Excerpt II
He had once believed that distance was a failure of courage. That if he were braver, or simpler, or less exacting with himself, closeness would arrive naturally — like warmth, like certainty, like the inevitable result of wanting something badly enough.
Time had corrected him.
What he felt now was not avoidance, but calibration. An instinct honed slowly, painfully, to recognize when nearness would ask more than it could ever return. He had learned this not through theory, but through repetition — the slow erosion of small expectations, each one harmless on its own, each one leaving something unrecovered.
There were moments, still, when memory pressed itself forward uninvited. A look held too long. A silence misread as invitation. The quiet hope that understanding might emerge without having to be spoken aloud.

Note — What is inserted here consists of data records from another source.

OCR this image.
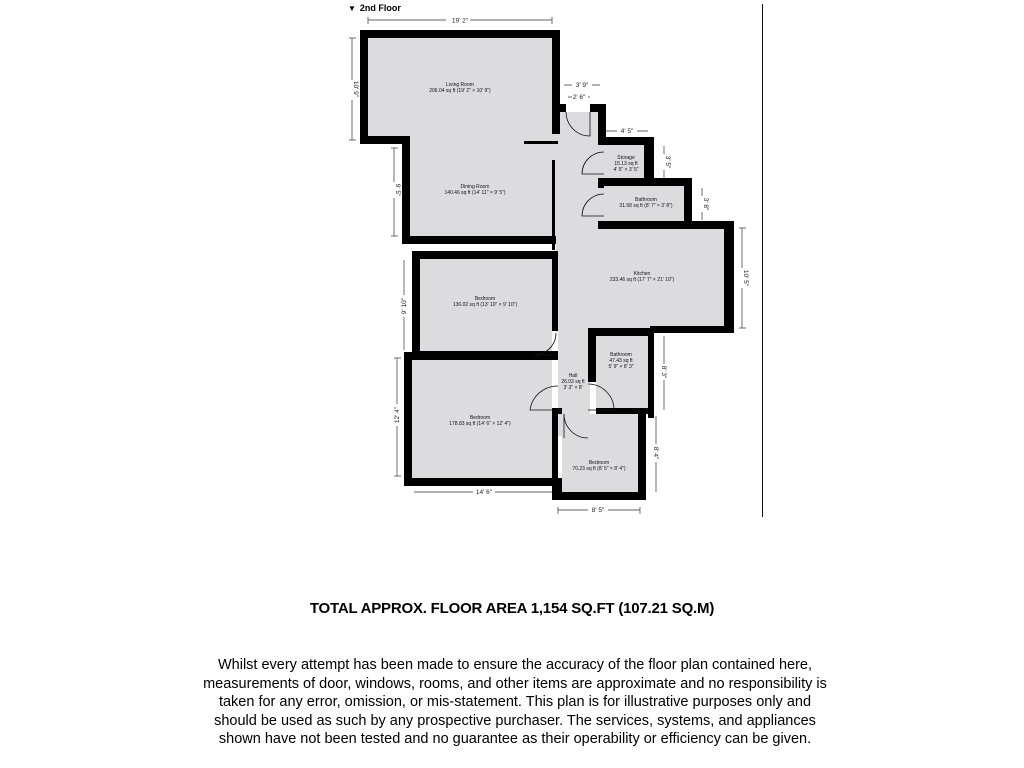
▼ 2nd Floor
19' 2"
10' 9"
9' 5"
3' 9"
2' 6"
4' 5"
3' 5"
3' 8"
10' 5"
9' 10"
8' 3"
12' 4"
14' 6"
8' 4"
8' 5"
Living Room
206.04 sq ft (19' 2" × 10' 9")
Dining Room
140.46 sq ft (14' 11" × 9' 5")
Storage
15.13 sq ft
4' 5" × 3' 5"
Bathroom
31.58 sq ft (8' 7" × 3' 8")
Kitchen
233.46 sq ft (17' 7" × 21' 10")
Bedroom
136.02 sq ft (13' 10" × 9' 10")
Bathroom
47.43 sq ft
5' 9" × 8' 3"
Hall
26.03 sq ft
3' 3" × 8'
Bedroom
178.83 sq ft (14' 6" × 12' 4")
Bedroom
70.23 sq ft (8' 5" × 8' 4")
TOTAL APPROX. FLOOR AREA 1,154 SQ.FT (107.21 SQ.M)
Whilst every attempt has been made to ensure the accuracy of the floor plan contained here, measurements of door, windows, rooms, and other items are approximate and no responsibility is taken for any error, omission, or mis-statement. This plan is for illustrative purposes only and should be used as such by any prospective purchaser. The services, systems, and appliances shown have not been tested and no guarantee as their operability or efficiency can be given.
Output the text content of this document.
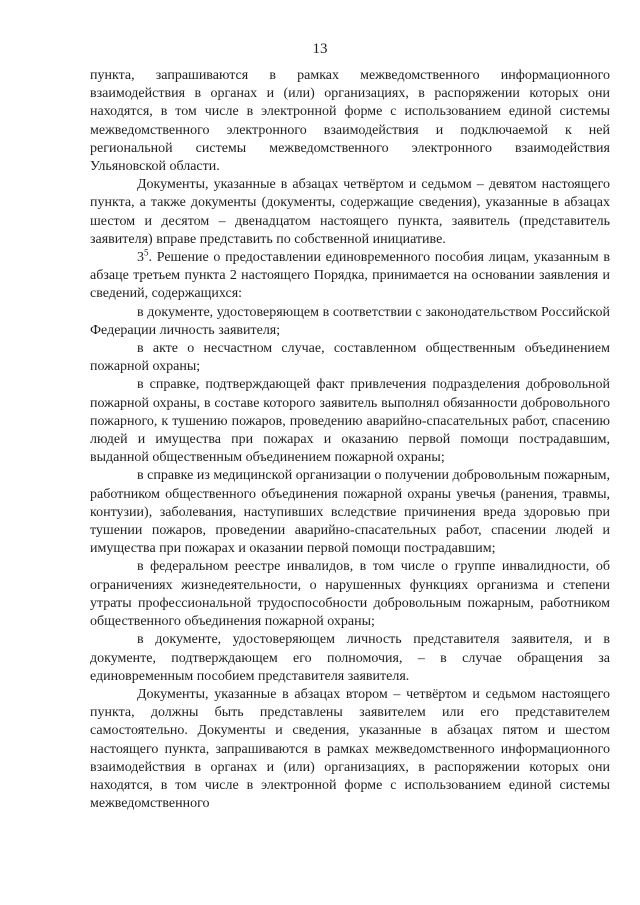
13

пункта, запрашиваются в рамках межведомственного информационного взаимодействия в органах и (или) организациях, в распоряжении которых они находятся, в том числе в электронной форме с использованием единой системы межведомственного электронного взаимодействия и подключаемой к ней региональной системы межведомственного электронного взаимодействия Ульяновской области.

Документы, указанные в абзацах четвёртом и седьмом – девятом настоящего пункта, а также документы (документы, содержащие сведения), указанные в абзацах шестом и десятом – двенадцатом настоящего пункта, заявитель (представитель заявителя) вправе представить по собственной инициативе.

$3^5$. Решение о предоставлении единовременного пособия лицам, указанным в абзаце третьем пункта 2 настоящего Порядка, принимается на основании заявления и сведений, содержащихся:

в документе, удостоверяющем в соответствии с законодательством Российской Федерации личность заявителя;

в акте о несчастном случае, составленном общественным объединением пожарной охраны;

в справке, подтверждающей факт привлечения подразделения добровольной пожарной охраны, в составе которого заявитель выполнял обязанности добровольного пожарного, к тушению пожаров, проведению аварийно-спасательных работ, спасению людей и имущества при пожарах и оказанию первой помощи пострадавшим, выданной общественным объединением пожарной охраны;

в справке из медицинской организации о получении добровольным пожарным, работником общественного объединения пожарной охраны увечья (ранения, травмы, контузии), заболевания, наступивших вследствие причинения вреда здоровью при тушении пожаров, проведении аварийно-спасательных работ, спасении людей и имущества при пожарах и оказании первой помощи пострадавшим;

в федеральном реестре инвалидов, в том числе о группе инвалидности, об ограничениях жизнедеятельности, о нарушенных функциях организма и степени утраты профессиональной трудоспособности добровольным пожарным, работником общественного объединения пожарной охраны;

в документе, удостоверяющем личность представителя заявителя, и в документе, подтверждающем его полномочия, – в случае обращения за единовременным пособием представителя заявителя.

Документы, указанные в абзацах втором – четвёртом и седьмом настоящего пункта, должны быть представлены заявителем или его представителем самостоятельно. Документы и сведения, указанные в абзацах пятом и шестом настоящего пункта, запрашиваются в рамках межведомственного информационного взаимодействия в органах и (или) организациях, в распоряжении которых они находятся, в том числе в электронной форме с использованием единой системы межведомственного
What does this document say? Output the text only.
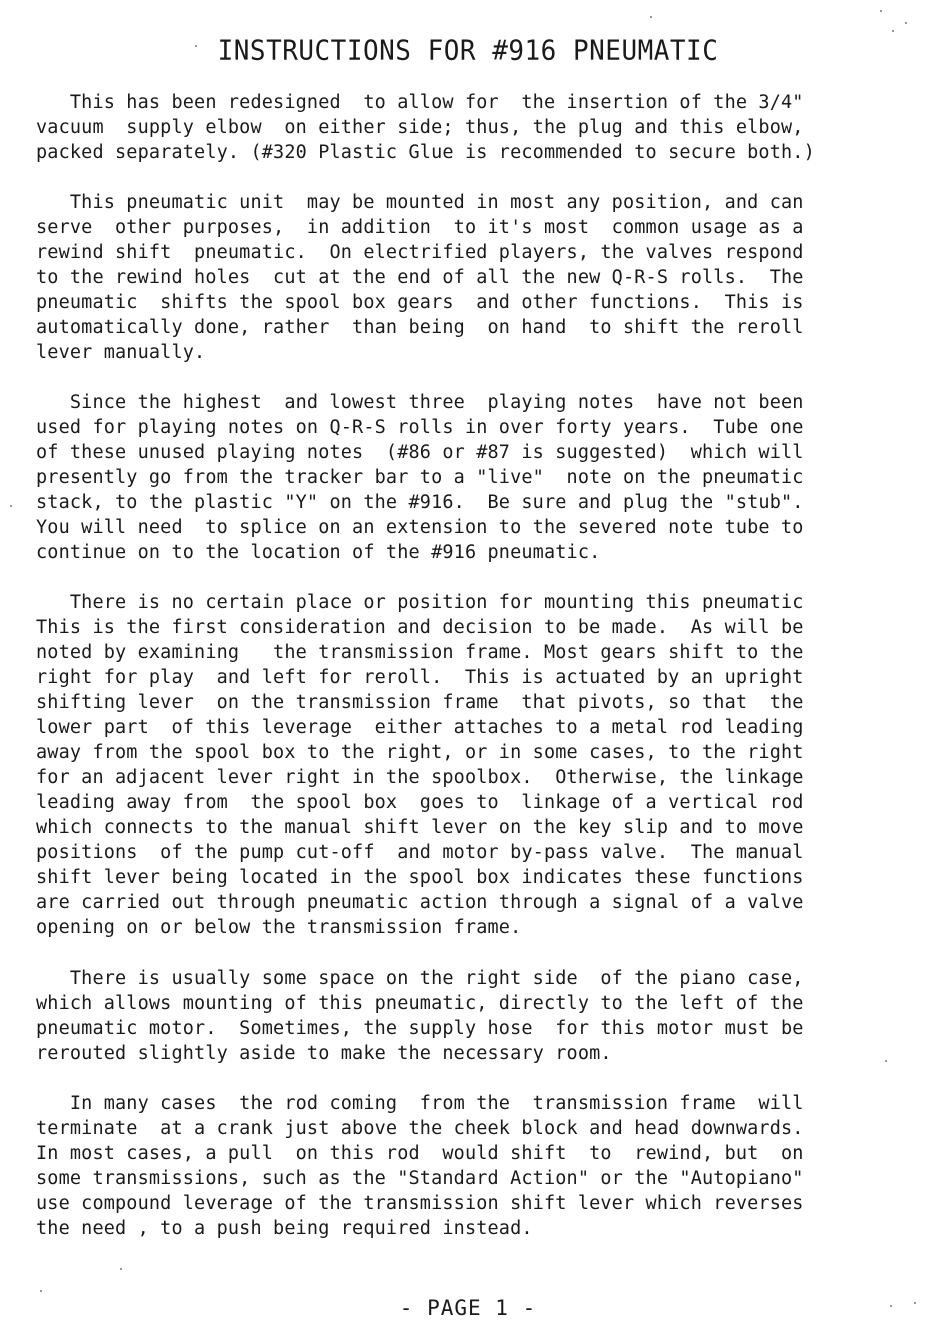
INSTRUCTIONS FOR #916 PNEUMATIC
This has been redesigned  to allow for  the insertion of the 3/4"
vacuum  supply elbow  on either side; thus, the plug and this elbow,
packed separately. (#320 Plastic Glue is recommended to secure both.)
This pneumatic unit  may be mounted in most any position, and can
serve  other purposes,  in addition  to it's most  common usage as a
rewind shift  pneumatic.  On electrified players, the valves respond
to the rewind holes  cut at the end of all the new Q-R-S rolls.  The
pneumatic  shifts the spool box gears  and other functions.  This is
automatically done, rather  than being  on hand  to shift the reroll
lever manually.
Since the highest  and lowest three  playing notes  have not been
used for playing notes on Q-R-S rolls in over forty years.  Tube one
of these unused playing notes  (#86 or #87 is suggested)  which will
presently go from the tracker bar to a "live"  note on the pneumatic
stack, to the plastic "Y" on the #916.  Be sure and plug the "stub".
You will need  to splice on an extension to the severed note tube to
continue on to the location of the #916 pneumatic.
There is no certain place or position for mounting this pneumatic
This is the first consideration and decision to be made.  As will be
noted by examining   the transmission frame. Most gears shift to the
right for play  and left for reroll.  This is actuated by an upright
shifting lever  on the transmission frame  that pivots, so that  the
lower part  of this leverage  either attaches to a metal rod leading
away from the spool box to the right, or in some cases, to the right
for an adjacent lever right in the spoolbox.  Otherwise, the linkage
leading away from  the spool box  goes to  linkage of a vertical rod
which connects to the manual shift lever on the key slip and to move
positions  of the pump cut-off  and motor by-pass valve.  The manual
shift lever being located in the spool box indicates these functions
are carried out through pneumatic action through a signal of a valve
opening on or below the transmission frame.
There is usually some space on the right side  of the piano case,
which allows mounting of this pneumatic, directly to the left of the
pneumatic motor.  Sometimes, the supply hose  for this motor must be
rerouted slightly aside to make the necessary room.
In many cases  the rod coming  from the  transmission frame  will
terminate  at a crank just above the cheek block and head downwards.
In most cases, a pull  on this rod  would shift  to  rewind, but  on
some transmissions, such as the "Standard Action" or the "Autopiano"
use compound leverage of the transmission shift lever which reverses
the need , to a push being required instead.
- PAGE 1 -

These recollections arrived without drama, settled briefly, then receded — like rain against glass, observed but untouched.
He did not resent this restraint. If anything, it felt like proof of survival. Desire remained, intact but disciplined, no longer allowed to masquerade as destiny. He had come to prefer the ache of un-acted longing to the damage of false arrival.
Somewhere beyond the room, life continued to offer itself generously, indiscriminately. He did not doubt that connection was possible. Only that it was owed.
And so he remained — attentive, composed — guarding not his solitude, but the fragile clarity that had finally taken its place.